After Panama missions, people always say “bring that fire back to school!” My school is dead zone in a lot of areas. I am going to say it straight forward. There are a lot of unbelievers and pagans in Wheaton. There are a lot of Christians who just say Jesus is savior, but beyond on that there is no relationship. A lot of people here carry the world than Christ’s name. I know I carry the world too and I am deeply sorry God, but people live here as if Jesus is nothing to them but a ticket to escape hell. And I only say “a lot” because it is more than what a Christian College should host. (But there are a lot of genuine, God loving, God focused, God centered brother and sisters here. It is an encouragement indeed.) So indeed in many areas, there is a need for a Holy Spirit sanctification movement.
But I have nothing to offer.

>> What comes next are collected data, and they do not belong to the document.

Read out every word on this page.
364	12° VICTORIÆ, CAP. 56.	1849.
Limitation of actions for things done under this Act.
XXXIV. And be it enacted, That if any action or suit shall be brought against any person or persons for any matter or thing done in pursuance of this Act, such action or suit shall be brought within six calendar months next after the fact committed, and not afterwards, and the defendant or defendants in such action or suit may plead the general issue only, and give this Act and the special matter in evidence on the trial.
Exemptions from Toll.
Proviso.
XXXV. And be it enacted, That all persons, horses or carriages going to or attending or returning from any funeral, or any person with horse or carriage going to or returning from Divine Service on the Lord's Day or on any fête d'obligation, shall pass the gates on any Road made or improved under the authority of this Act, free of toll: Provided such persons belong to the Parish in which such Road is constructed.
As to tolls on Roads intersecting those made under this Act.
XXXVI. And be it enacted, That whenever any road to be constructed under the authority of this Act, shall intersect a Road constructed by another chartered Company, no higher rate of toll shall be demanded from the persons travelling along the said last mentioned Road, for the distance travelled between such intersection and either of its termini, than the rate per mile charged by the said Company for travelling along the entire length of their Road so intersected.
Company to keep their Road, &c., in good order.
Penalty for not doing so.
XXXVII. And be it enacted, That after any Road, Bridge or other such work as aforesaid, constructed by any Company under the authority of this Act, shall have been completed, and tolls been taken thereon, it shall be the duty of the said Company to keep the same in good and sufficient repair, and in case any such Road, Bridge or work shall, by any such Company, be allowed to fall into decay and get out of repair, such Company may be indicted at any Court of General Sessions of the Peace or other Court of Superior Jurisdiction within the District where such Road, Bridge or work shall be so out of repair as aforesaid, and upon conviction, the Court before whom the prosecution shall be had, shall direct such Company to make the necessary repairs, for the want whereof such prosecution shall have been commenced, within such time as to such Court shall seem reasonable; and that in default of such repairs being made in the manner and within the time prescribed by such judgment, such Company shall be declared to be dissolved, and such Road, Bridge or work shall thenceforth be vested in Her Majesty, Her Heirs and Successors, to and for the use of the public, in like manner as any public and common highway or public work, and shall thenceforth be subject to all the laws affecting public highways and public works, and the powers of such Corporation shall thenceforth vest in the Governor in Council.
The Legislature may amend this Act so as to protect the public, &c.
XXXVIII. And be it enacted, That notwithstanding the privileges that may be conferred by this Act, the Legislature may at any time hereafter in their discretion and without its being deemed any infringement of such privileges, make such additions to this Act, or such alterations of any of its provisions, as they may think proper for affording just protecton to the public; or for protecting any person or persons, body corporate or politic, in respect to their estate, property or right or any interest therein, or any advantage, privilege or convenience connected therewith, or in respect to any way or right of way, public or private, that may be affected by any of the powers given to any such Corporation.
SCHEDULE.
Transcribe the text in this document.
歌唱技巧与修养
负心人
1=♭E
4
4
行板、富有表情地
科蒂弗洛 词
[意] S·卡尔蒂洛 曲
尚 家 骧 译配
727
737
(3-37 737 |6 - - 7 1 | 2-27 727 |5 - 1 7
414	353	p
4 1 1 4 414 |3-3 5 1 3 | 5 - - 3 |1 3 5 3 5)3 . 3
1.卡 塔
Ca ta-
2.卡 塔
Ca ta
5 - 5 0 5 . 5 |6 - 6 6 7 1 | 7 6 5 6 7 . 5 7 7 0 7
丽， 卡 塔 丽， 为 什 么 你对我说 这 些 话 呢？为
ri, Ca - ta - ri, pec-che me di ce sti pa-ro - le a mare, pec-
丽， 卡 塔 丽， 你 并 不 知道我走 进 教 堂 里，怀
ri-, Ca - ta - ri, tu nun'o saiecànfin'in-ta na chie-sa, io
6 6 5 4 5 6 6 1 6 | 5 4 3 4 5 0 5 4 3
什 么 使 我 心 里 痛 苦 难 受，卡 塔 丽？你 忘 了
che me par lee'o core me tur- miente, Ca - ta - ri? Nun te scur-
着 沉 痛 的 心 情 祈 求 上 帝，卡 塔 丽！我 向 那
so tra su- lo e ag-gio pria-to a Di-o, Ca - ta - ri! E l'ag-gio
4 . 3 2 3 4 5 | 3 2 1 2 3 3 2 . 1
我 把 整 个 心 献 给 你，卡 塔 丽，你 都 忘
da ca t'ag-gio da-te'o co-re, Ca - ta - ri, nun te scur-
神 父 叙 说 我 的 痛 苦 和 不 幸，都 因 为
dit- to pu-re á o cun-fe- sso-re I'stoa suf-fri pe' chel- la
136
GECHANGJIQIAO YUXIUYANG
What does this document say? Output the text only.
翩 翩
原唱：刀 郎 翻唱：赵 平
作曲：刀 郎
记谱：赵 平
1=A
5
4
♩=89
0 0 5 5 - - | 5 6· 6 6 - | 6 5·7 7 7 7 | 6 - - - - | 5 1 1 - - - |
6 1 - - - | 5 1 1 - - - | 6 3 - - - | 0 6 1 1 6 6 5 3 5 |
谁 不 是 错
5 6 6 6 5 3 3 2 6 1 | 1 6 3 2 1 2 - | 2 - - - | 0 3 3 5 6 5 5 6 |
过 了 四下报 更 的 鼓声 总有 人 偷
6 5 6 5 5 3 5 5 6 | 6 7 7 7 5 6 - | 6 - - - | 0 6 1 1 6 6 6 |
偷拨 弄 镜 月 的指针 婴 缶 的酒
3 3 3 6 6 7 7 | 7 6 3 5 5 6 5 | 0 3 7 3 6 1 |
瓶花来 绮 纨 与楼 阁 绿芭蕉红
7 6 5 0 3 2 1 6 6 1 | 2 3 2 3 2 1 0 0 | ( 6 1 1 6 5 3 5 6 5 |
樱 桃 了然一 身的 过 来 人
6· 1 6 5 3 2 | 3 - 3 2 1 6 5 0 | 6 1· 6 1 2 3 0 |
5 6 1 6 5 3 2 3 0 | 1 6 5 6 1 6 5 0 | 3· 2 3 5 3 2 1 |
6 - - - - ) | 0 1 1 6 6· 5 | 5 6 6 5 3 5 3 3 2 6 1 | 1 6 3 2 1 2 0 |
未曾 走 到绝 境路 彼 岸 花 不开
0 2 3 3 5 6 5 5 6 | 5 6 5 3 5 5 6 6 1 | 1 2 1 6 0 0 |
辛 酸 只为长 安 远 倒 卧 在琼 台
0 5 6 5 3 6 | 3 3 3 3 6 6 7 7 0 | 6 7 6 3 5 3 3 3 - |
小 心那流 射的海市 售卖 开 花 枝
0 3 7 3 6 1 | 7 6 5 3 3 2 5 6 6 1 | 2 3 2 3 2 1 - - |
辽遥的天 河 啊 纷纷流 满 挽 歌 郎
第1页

I know and I know and I know that I have the Holy Spirit in me, living and transforming me. That is the only thing in me that is good that I could ever possibly offer. So don’t just say to me offer that, because I already know. This conviction is from the Holy Spirit indeed. I have been priding in my knowledge and passion. He has been convicting that I have absolutely NOTHING. If I have one thing, there is ALWAYS someone better than me.
So in my new room, I am sitting down on my chair about to cry because I feel so useless and inadequate.
But God is too good to be depressed for one second in my lifetime.
Though there will always be someone better than me for this generation is learning quick and passionate, which I praise God for. I believe God gave me a gift of serving. It is not sharpened yet, it needs a lot of work. I am a sinner obviously. But man, I am willing to offer my barely-guitar skills for leading praise, but more than that my willingness to serve and praise God. I am willing to offer my body to work at the food services for my school payments, but more than that my willingness to serve and praise God.
Hahahaa, this school year is going to be so hard. I can feel it. Already miss Cali so much. One commitment I must make, more personal time with God. Morning prayers. And reading and studying the Word. Also, talking with God throughout the day.